03. Chwila. Gdzie jest Bentley?

28.2K 1.5K 251
                                    

Przetarłam twarz dłońmi, kiedy zobaczyłam na zegarku godzinę 20. Powinnam już wcześniej być przyszykowana na tą imprezę, ale jednak robiłam wszystko, by jednak to jakoś odkręcić i nie iść, chociaż w głębi duszy wiedziałam, że tak się nie stanie. Patrzyłam na drzwi swojego pokoju, czekając na najlepszą przyjaciółkę Maddie, którą poprosiłam, by poszła razem ze mną, bym czuła się raźniej na imprezie.

W końcu, pomyślałam, gdy usłyszałam głos dziewczyny witający mojego starszego brata, a niedługo potem kroki po schodach, kierujące się do mojego pokoju. Usłyszałam pukanie do drzwi, a w nich niską nastolatkę, jej ciemne, blond włosy do ramion, były lekko podkręcone. Jęknęłam, gdy zobaczyłam, że ma na sobie jakieś jeansy i koszulkę, zakrywającą wszystko.

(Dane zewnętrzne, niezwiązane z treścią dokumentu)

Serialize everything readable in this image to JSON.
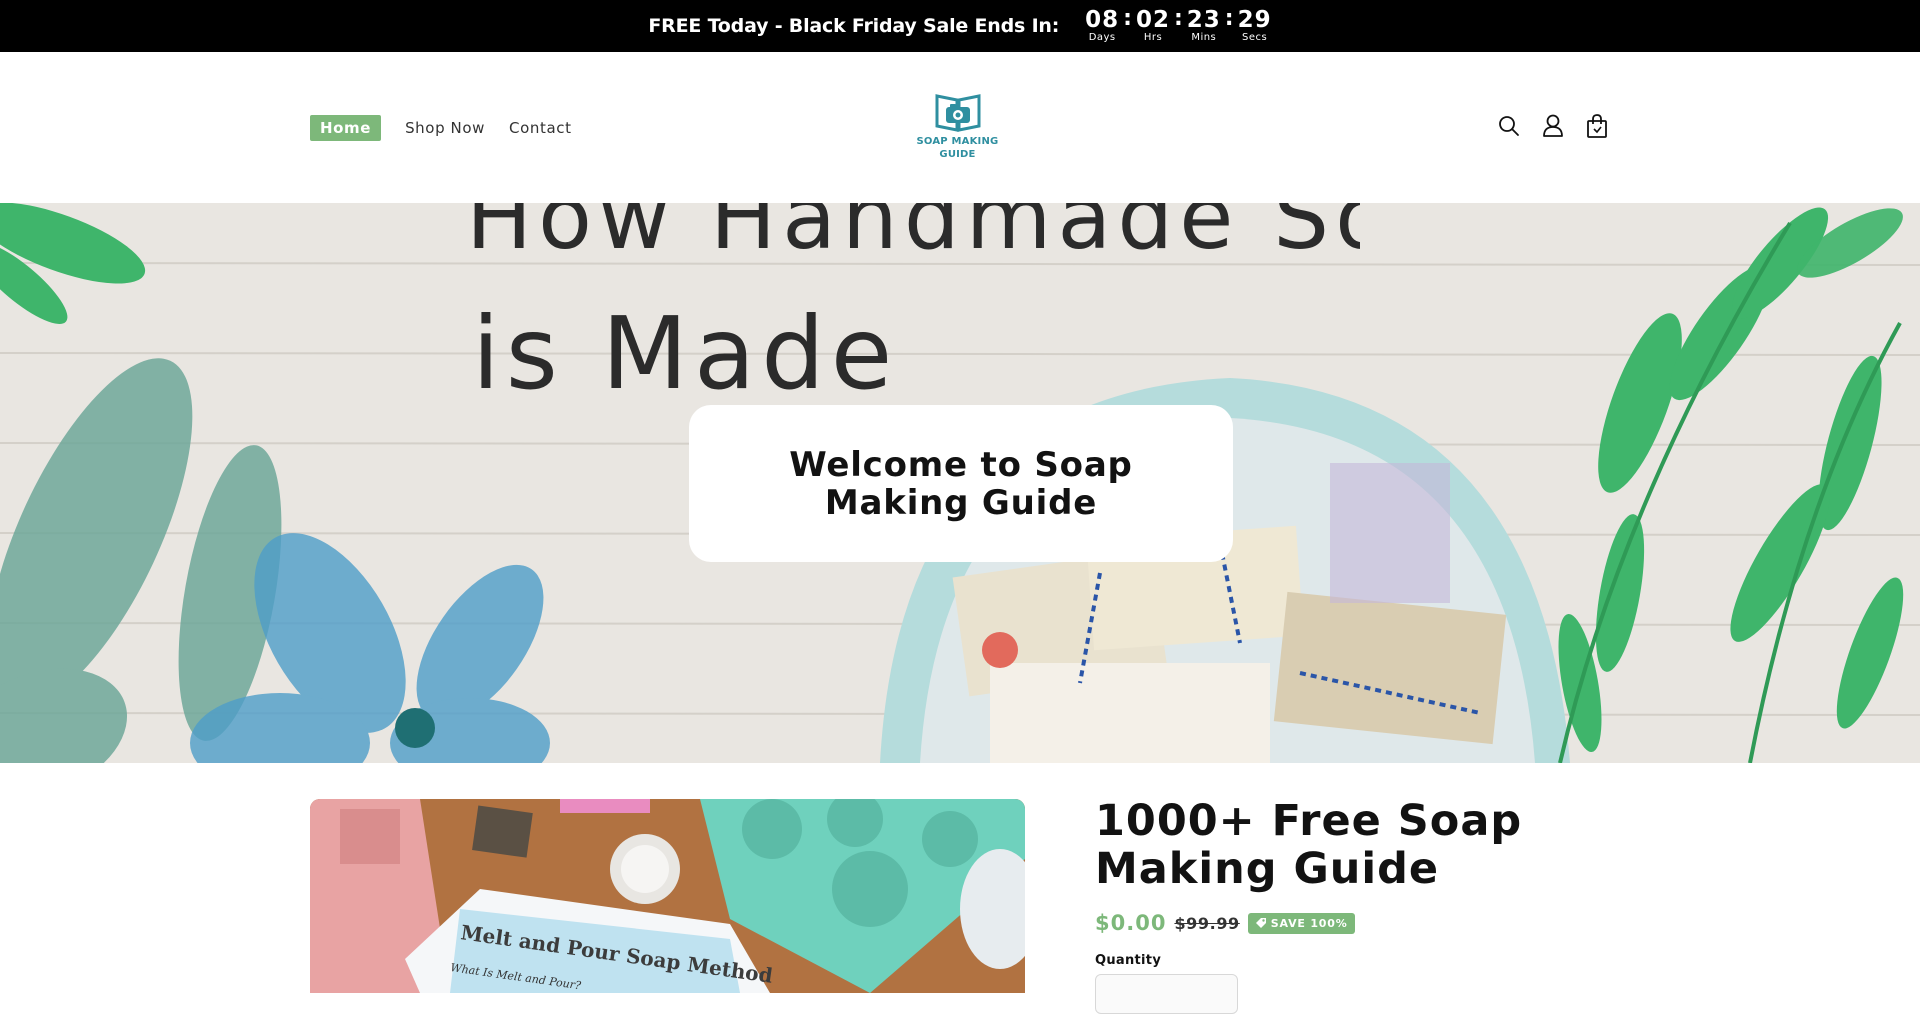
{
  "announcement": {
    "text": "FREE Today - Black Friday Sale Ends In:",
    "countdown": [
      {
        "value": "08",
        "label": "Days"
      },
      {
        "value": "02",
        "label": "Hrs"
      },
      {
        "value": "23",
        "label": "Mins"
      },
      {
        "value": "29",
        "label": "Secs"
      }
    ],
    "separator": ":"
  },
  "header": {
    "nav": [
      {
        "label": "Home",
        "active": true
      },
      {
        "label": "Shop Now",
        "active": false
      },
      {
        "label": "Contact",
        "active": false
      }
    ],
    "logo_text_line1": "SOAP MAKING",
    "logo_text_line2": "GUIDE",
    "icons": [
      "search-icon",
      "account-icon",
      "cart-icon"
    ]
  },
  "hero": {
    "background_text_line1": "How Handmade Soap",
    "background_text_line2": "is Made",
    "title": "Welcome to Soap Making Guide"
  },
  "product": {
    "title": "1000+ Free Soap Making Guide",
    "price": "$0.00",
    "compare_price": "$99.99",
    "badge": "SAVE 100%",
    "quantity_label": "Quantity",
    "image_text": "Melt and Pour Soap Method",
    "image_subtext": "What Is Melt and Pour?"
  },
  "colors": {
    "accent_green": "#7db87a",
    "logo_teal": "#2f8fa0",
    "announcement_bg": "#000000"
  }
}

- Mads, idziemy na imprezę. - Pokręciłam głową niezadowolona, zagryzłam wargę i wstałam, widząc jak przyjaciółka się trochę rumieni i peszy. Czasami naprawdę irytowało mnie to, iż to ja w naszej przyjaźni musiałam być tą śmielszą i odważniejszą, chociaż samej wiele mi brakowało do Olivii Newton, która nie posiadała żadnych skrupułów.

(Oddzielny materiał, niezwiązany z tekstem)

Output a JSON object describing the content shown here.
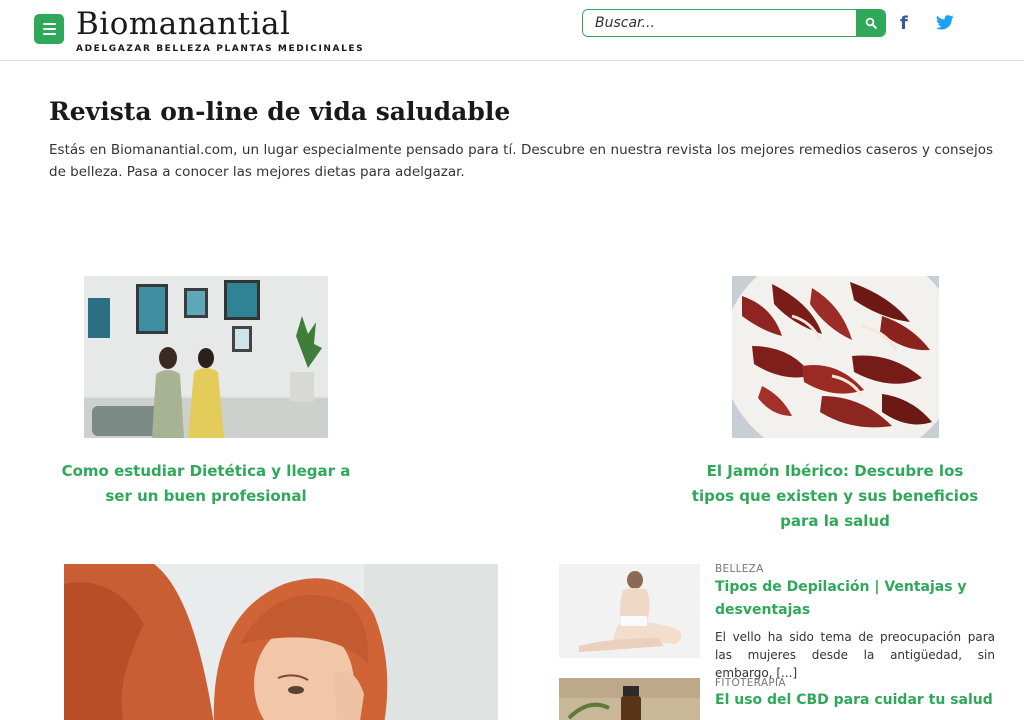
{
  "header": {
    "brand": "Biomanantial",
    "tagline": "ADELGAZAR BELLEZA PLANTAS MEDICINALES",
    "search_placeholder": "Buscar...",
    "facebook_label": "f",
    "accent_color": "#2fa85a"
  },
  "intro": {
    "title": "Revista on-line de vida saludable",
    "text": "Estás en Biomanantial.com, un lugar especialmente pensado para tí. Descubre en nuestra revista los mejores remedios caseros y consejos de belleza. Pasa a conocer las mejores dietas para adelgazar."
  },
  "featured": [
    {
      "title": "Como estudiar Dietética y llegar a ser un buen profesional",
      "image": "two-women-measuring-photo"
    },
    {
      "title": "El Jamón Ibérico: Descubre los tipos que existen y sus beneficios para la salud",
      "image": "iberian-ham-plate-photo"
    }
  ],
  "side_posts": [
    {
      "category": "BELLEZA",
      "title": "Tipos de Depilación | Ventajas y desventajas",
      "excerpt": "El vello ha sido tema de preocupación para las mujeres desde la antigüedad, sin embargo, [...]",
      "image": "woman-seated-photo"
    },
    {
      "category": "FITOTERAPIA",
      "title": "El uso del CBD para cuidar tu salud",
      "excerpt": "",
      "image": "cbd-bottle-photo"
    }
  ]
}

- Tak, ale wiesz, że nie lubię zbyt wiele pokazywać... - westchnęła ciężko, a ja oblizałam wargi, przewracając oczami. Rzuciłam jej crop top i czarną spódniczkę.

- Jakoś dla Camerona bez problemu robisz striptiz. - rzuciłam w jej stronę, a ona od razu zawstydzona odwróciła się, bo wspomniałam jej moment, gdy raz wpadłam, gdy tańczyła mu do muzyki w pokoju. Tylko zachichotałam pod nosem i dla siebie wyciągnęłam shorty z wysokim stanem i również krótką koszulkę z nadrukiem "cool kid".

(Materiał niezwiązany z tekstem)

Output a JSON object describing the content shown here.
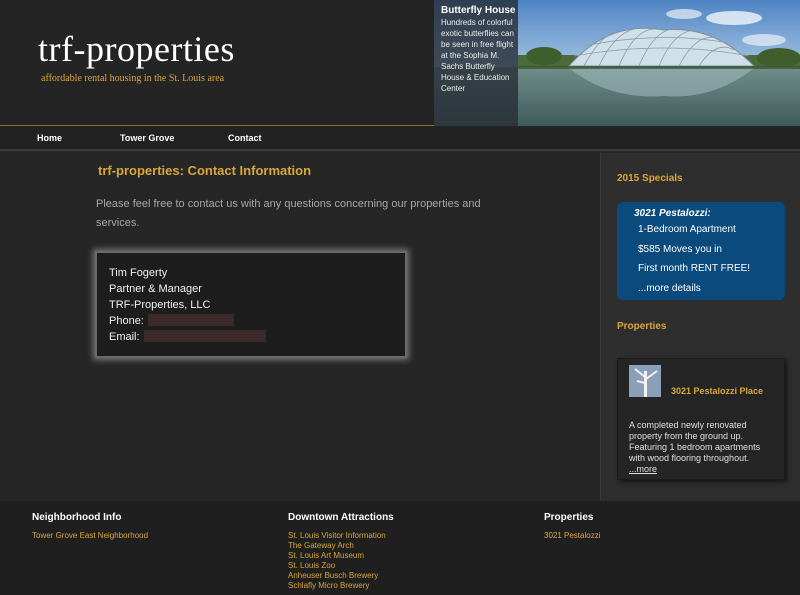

Zerknęłam kątem oka na przyjaciółkę, która niezadowolona spoglądała na ubrania umieszczone w jej dłoni i coś mamrotała pod nosem, jednakże po chwili zaczęła się przebierać. Zrobiłam to samo, gdyż prysznic już wzięłam przed zjawieniem się Maddie. Gdy na moim ciele były już przyszykowane ubrania, podeszłam do lusterka jak zwykle malując tylko rzęsy, bo nie miałam ochoty, aby makijaż spływał mi po twarzy podczas zabawy. Naciągnęłam na nogi tym razem czaene trampki i rozczesałam palcami włosy, biorąc futerał z kamerą na ramię. Wahałam się chwilę, czy wziąć notatnik, by zapisywać w nim pytania i jakieś uwagi, jednak zrezygnowałam, bo w końcu to była impreza, a ja nie chciałam być aż tak upierdliwa.

- Możemy iść? - rzuciłam w stronę ciemnej blondynki, która niepewnie pokiwała głową. Pociągnęłam ją za nadgarstek do wyjścia z pokoju, następnie schodząc na dół. David wiedział, gdzie się wybieramy, a że sam często się wymykał - nie komentował tego ani nie narzekał.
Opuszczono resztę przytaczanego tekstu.